Parameter Values Comments
scope project | sample Indicates whether to use a project or sample contigs file.
compare_mode   If ‘scope’ is ‘sample’, specifies whether to analyse each sample separately or to create a single comparison report for all samples.

Lines for parameter file

  1. A quast report for each sample separately:
quast1:
    module: quast
    base: spades1
    script_path: /path/to/quast.py
    scope: sample
    redirects:
        --fast: 
  1. A quast report comparing the sample assemblies:
quast1:
    module: quast
    base: spades1
    script_path: /path/to/quast.py
    compare_mode: 
    scope: sample
    redirects:
        --fast: 
  1. A quast report comparing the project assemblies from different stages of the analysis:
quast1:
    module: quast
    base: 
        - spades1
        - megahit1
    script_path: /path/to/quast.py
    compare_mode: 
    scope: project
    redirects:
        --fast: 

References

Gurevich, A., Saveliev, V., Vyahhi, N. and Tesler, G., 2013. QUAST: quality assessment tool for genome assemblies. Bioinformatics, 29(8), pp.1072-1075.

htseq_count

Authors:Menachem Sklarz
Affiliation:Bioinformatics core facility
Organization:National Institute of Biotechnology in the Negev, Ben Gurion University.

A module for running htseq-count:

See htseq-count documentation.

Requires

  • fastq files in one of the following slots:

    • sample_data[<sample>]["bam"]
    • sample_data[<sample>]["sam"]

Output

  • Puts the output file in:
    self.sample_data[<sample>]["HTSeq.counts"]

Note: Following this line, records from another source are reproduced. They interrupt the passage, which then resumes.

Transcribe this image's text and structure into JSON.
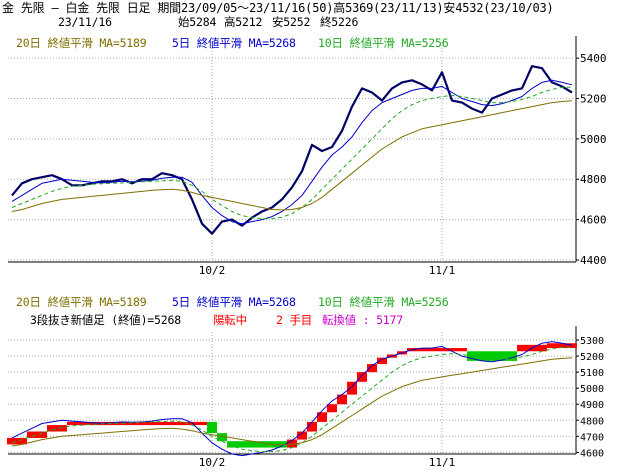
{
  "header": {
    "title": "金 先限 – 白金 先限 日足 期間23/09/05〜23/11/16(50)高5369(23/11/13)安4532(23/10/03)",
    "date": "23/11/16",
    "open_label": "始5284",
    "high_label": "高5212",
    "low_label": "安5252",
    "close_label": "終5226"
  },
  "colors": {
    "price": "#000066",
    "ma5": "#0000cc",
    "ma10": "#22aa22",
    "ma20": "#807000",
    "up": "#ff0000",
    "down": "#00cc00",
    "turn": "#cc00cc",
    "grid": "#aaaaaa"
  },
  "chart_data": [
    {
      "type": "line",
      "title": "",
      "legend": [
        {
          "key": "ma20",
          "text": "20日 終値平滑 MA=5189"
        },
        {
          "key": "ma5",
          "text": "5日 終値平滑 MA=5268"
        },
        {
          "key": "ma10",
          "text": "10日 終値平滑 MA=5256"
        }
      ],
      "x_ticks": [
        {
          "index": 20,
          "label": "10/2"
        },
        {
          "index": 43,
          "label": "11/1"
        }
      ],
      "y_ticks": [
        4400,
        4600,
        4800,
        5000,
        5200,
        5400
      ],
      "ylim": [
        4390,
        5480
      ],
      "grid": true,
      "series": [
        {
          "name": "price",
          "values": [
            4720,
            4780,
            4800,
            4810,
            4820,
            4800,
            4770,
            4770,
            4780,
            4790,
            4790,
            4800,
            4780,
            4800,
            4800,
            4830,
            4820,
            4800,
            4700,
            4580,
            4530,
            4590,
            4600,
            4570,
            4610,
            4640,
            4660,
            4700,
            4760,
            4840,
            4970,
            4940,
            4960,
            5040,
            5160,
            5250,
            5230,
            5190,
            5250,
            5280,
            5290,
            5270,
            5240,
            5330,
            5190,
            5180,
            5150,
            5130,
            5200,
            5220,
            5240,
            5250,
            5360,
            5350,
            5280,
            5260,
            5230
          ]
        },
        {
          "name": "ma5",
          "values": [
            4690,
            4720,
            4750,
            4780,
            4790,
            4800,
            4795,
            4790,
            4785,
            4782,
            4785,
            4790,
            4788,
            4790,
            4795,
            4805,
            4810,
            4810,
            4785,
            4720,
            4660,
            4620,
            4590,
            4580,
            4590,
            4600,
            4615,
            4640,
            4675,
            4720,
            4790,
            4860,
            4920,
            4960,
            5010,
            5080,
            5140,
            5180,
            5200,
            5220,
            5240,
            5250,
            5250,
            5260,
            5230,
            5200,
            5185,
            5170,
            5165,
            5175,
            5190,
            5210,
            5250,
            5280,
            5290,
            5280,
            5268
          ]
        },
        {
          "name": "ma10",
          "values": [
            4660,
            4680,
            4700,
            4720,
            4740,
            4755,
            4765,
            4770,
            4775,
            4778,
            4780,
            4782,
            4785,
            4788,
            4790,
            4792,
            4795,
            4790,
            4770,
            4740,
            4700,
            4670,
            4640,
            4620,
            4610,
            4605,
            4605,
            4612,
            4630,
            4660,
            4700,
            4750,
            4800,
            4850,
            4900,
            4950,
            5000,
            5050,
            5100,
            5140,
            5170,
            5190,
            5200,
            5210,
            5215,
            5210,
            5200,
            5190,
            5180,
            5180,
            5185,
            5195,
            5210,
            5230,
            5245,
            5255,
            5256
          ]
        },
        {
          "name": "ma20",
          "values": [
            4640,
            4650,
            4665,
            4680,
            4690,
            4700,
            4705,
            4710,
            4715,
            4720,
            4725,
            4730,
            4735,
            4740,
            4745,
            4748,
            4750,
            4745,
            4735,
            4720,
            4710,
            4700,
            4690,
            4680,
            4670,
            4660,
            4650,
            4648,
            4650,
            4660,
            4680,
            4710,
            4750,
            4790,
            4830,
            4870,
            4910,
            4950,
            4980,
            5010,
            5030,
            5050,
            5060,
            5070,
            5080,
            5090,
            5100,
            5110,
            5120,
            5130,
            5140,
            5150,
            5160,
            5170,
            5180,
            5185,
            5189
          ]
        }
      ]
    },
    {
      "type": "line",
      "title": "",
      "legend": [
        {
          "key": "ma20",
          "text": "20日 終値平滑 MA=5189"
        },
        {
          "key": "ma5",
          "text": "5日 終値平滑 MA=5268"
        },
        {
          "key": "ma10",
          "text": "10日 終値平滑 MA=5256"
        }
      ],
      "info_line": [
        {
          "key": "text",
          "text": "3段抜き新値足 (終値)=5268"
        },
        {
          "key": "up",
          "text": "陽転中"
        },
        {
          "key": "up",
          "text": "2 手目"
        },
        {
          "key": "turn",
          "text": "転換値 : 5177"
        }
      ],
      "x_ticks": [
        {
          "index": 20,
          "label": "10/2"
        },
        {
          "index": 43,
          "label": "11/1"
        }
      ],
      "y_ticks": [
        4600,
        4700,
        4800,
        4900,
        5000,
        5100,
        5200,
        5300
      ],
      "ylim": [
        4590,
        5350
      ],
      "grid": true,
      "bricks": [
        {
          "from_index": 0,
          "to_index": 1,
          "open": 4650,
          "close": 4690,
          "direction": "up"
        },
        {
          "from_index": 2,
          "to_index": 3,
          "open": 4690,
          "close": 4730,
          "direction": "up"
        },
        {
          "from_index": 4,
          "to_index": 5,
          "open": 4730,
          "close": 4770,
          "direction": "up"
        },
        {
          "from_index": 6,
          "to_index": 19,
          "open": 4770,
          "close": 4790,
          "direction": "up"
        },
        {
          "from_index": 20,
          "to_index": 20,
          "open": 4790,
          "close": 4720,
          "direction": "down"
        },
        {
          "from_index": 21,
          "to_index": 21,
          "open": 4720,
          "close": 4670,
          "direction": "down"
        },
        {
          "from_index": 22,
          "to_index": 27,
          "open": 4670,
          "close": 4630,
          "direction": "down"
        },
        {
          "from_index": 28,
          "to_index": 28,
          "open": 4630,
          "close": 4680,
          "direction": "up"
        },
        {
          "from_index": 29,
          "to_index": 29,
          "open": 4680,
          "close": 4730,
          "direction": "up"
        },
        {
          "from_index": 30,
          "to_index": 30,
          "open": 4730,
          "close": 4790,
          "direction": "up"
        },
        {
          "from_index": 31,
          "to_index": 31,
          "open": 4790,
          "close": 4850,
          "direction": "up"
        },
        {
          "from_index": 32,
          "to_index": 32,
          "open": 4850,
          "close": 4900,
          "direction": "up"
        },
        {
          "from_index": 33,
          "to_index": 33,
          "open": 4900,
          "close": 4960,
          "direction": "up"
        },
        {
          "from_index": 34,
          "to_index": 34,
          "open": 4960,
          "close": 5040,
          "direction": "up"
        },
        {
          "from_index": 35,
          "to_index": 35,
          "open": 5040,
          "close": 5100,
          "direction": "up"
        },
        {
          "from_index": 36,
          "to_index": 36,
          "open": 5100,
          "close": 5150,
          "direction": "up"
        },
        {
          "from_index": 37,
          "to_index": 37,
          "open": 5150,
          "close": 5190,
          "direction": "up"
        },
        {
          "from_index": 38,
          "to_index": 38,
          "open": 5190,
          "close": 5210,
          "direction": "up"
        },
        {
          "from_index": 39,
          "to_index": 39,
          "open": 5210,
          "close": 5230,
          "direction": "up"
        },
        {
          "from_index": 40,
          "to_index": 45,
          "open": 5230,
          "close": 5250,
          "direction": "up"
        },
        {
          "from_index": 46,
          "to_index": 50,
          "open": 5230,
          "close": 5170,
          "direction": "down"
        },
        {
          "from_index": 51,
          "to_index": 53,
          "open": 5230,
          "close": 5270,
          "direction": "up"
        },
        {
          "from_index": 54,
          "to_index": 56,
          "open": 5250,
          "close": 5280,
          "direction": "up"
        }
      ],
      "series": [
        {
          "name": "ma5",
          "values": [
            4690,
            4720,
            4750,
            4780,
            4790,
            4800,
            4795,
            4790,
            4785,
            4782,
            4785,
            4790,
            4788,
            4790,
            4795,
            4805,
            4810,
            4810,
            4785,
            4720,
            4660,
            4620,
            4590,
            4580,
            4590,
            4600,
            4615,
            4640,
            4675,
            4720,
            4790,
            4860,
            4920,
            4960,
            5010,
            5080,
            5140,
            5180,
            5200,
            5220,
            5240,
            5250,
            5250,
            5260,
            5230,
            5200,
            5185,
            5170,
            5165,
            5175,
            5190,
            5210,
            5250,
            5280,
            5290,
            5280,
            5268
          ]
        },
        {
          "name": "ma10",
          "values": [
            4660,
            4680,
            4700,
            4720,
            4740,
            4755,
            4765,
            4770,
            4775,
            4778,
            4780,
            4782,
            4785,
            4788,
            4790,
            4792,
            4795,
            4790,
            4770,
            4740,
            4700,
            4670,
            4640,
            4620,
            4610,
            4605,
            4605,
            4612,
            4630,
            4660,
            4700,
            4750,
            4800,
            4850,
            4900,
            4950,
            5000,
            5050,
            5100,
            5140,
            5170,
            5190,
            5200,
            5210,
            5215,
            5210,
            5200,
            5190,
            5180,
            5180,
            5185,
            5195,
            5210,
            5230,
            5245,
            5255,
            5256
          ]
        },
        {
          "name": "ma20",
          "values": [
            4640,
            4650,
            4665,
            4680,
            4690,
            4700,
            4705,
            4710,
            4715,
            4720,
            4725,
            4730,
            4735,
            4740,
            4745,
            4748,
            4750,
            4745,
            4735,
            4720,
            4710,
            4700,
            4690,
            4680,
            4670,
            4660,
            4650,
            4648,
            4650,
            4660,
            4680,
            4710,
            4750,
            4790,
            4830,
            4870,
            4910,
            4950,
            4980,
            5010,
            5030,
            5050,
            5060,
            5070,
            5080,
            5090,
            5100,
            5110,
            5120,
            5130,
            5140,
            5150,
            5160,
            5170,
            5180,
            5185,
            5189
          ]
        }
      ]
    }
  ]
}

Parameters that can be set

Parameter Values Comments
gff path to bowtie1 index If not given, will look for a project bowtie1 index and then for a sample bowtie1 index
-f|–format sam | bam In redirects. Tells htseq-count which file to use. If not specified, will use whichever file exists.

Lines for parameter file

For external index:

htseq_c1:
    module:         htseq_count
    base:           samtools_STAR1
    script_path:    /storage16/app/bioinfo/python_packages/bin/htseq-count
    gtf:            /fastspace/bioinfo_databases/STAR_GRCh38_Gencode21/gencode.v21.annotation.gtf
    redirects:
        --format:   bam
        -s:         'no'
        -m:         intersection-nonempty

References

Anders, S., Pyl, P.T. and Huber, W., 2015. HTSeq—a Python framework to work with high-throughput sequencing data. Bioinformatics, 31(2), pp.166-169.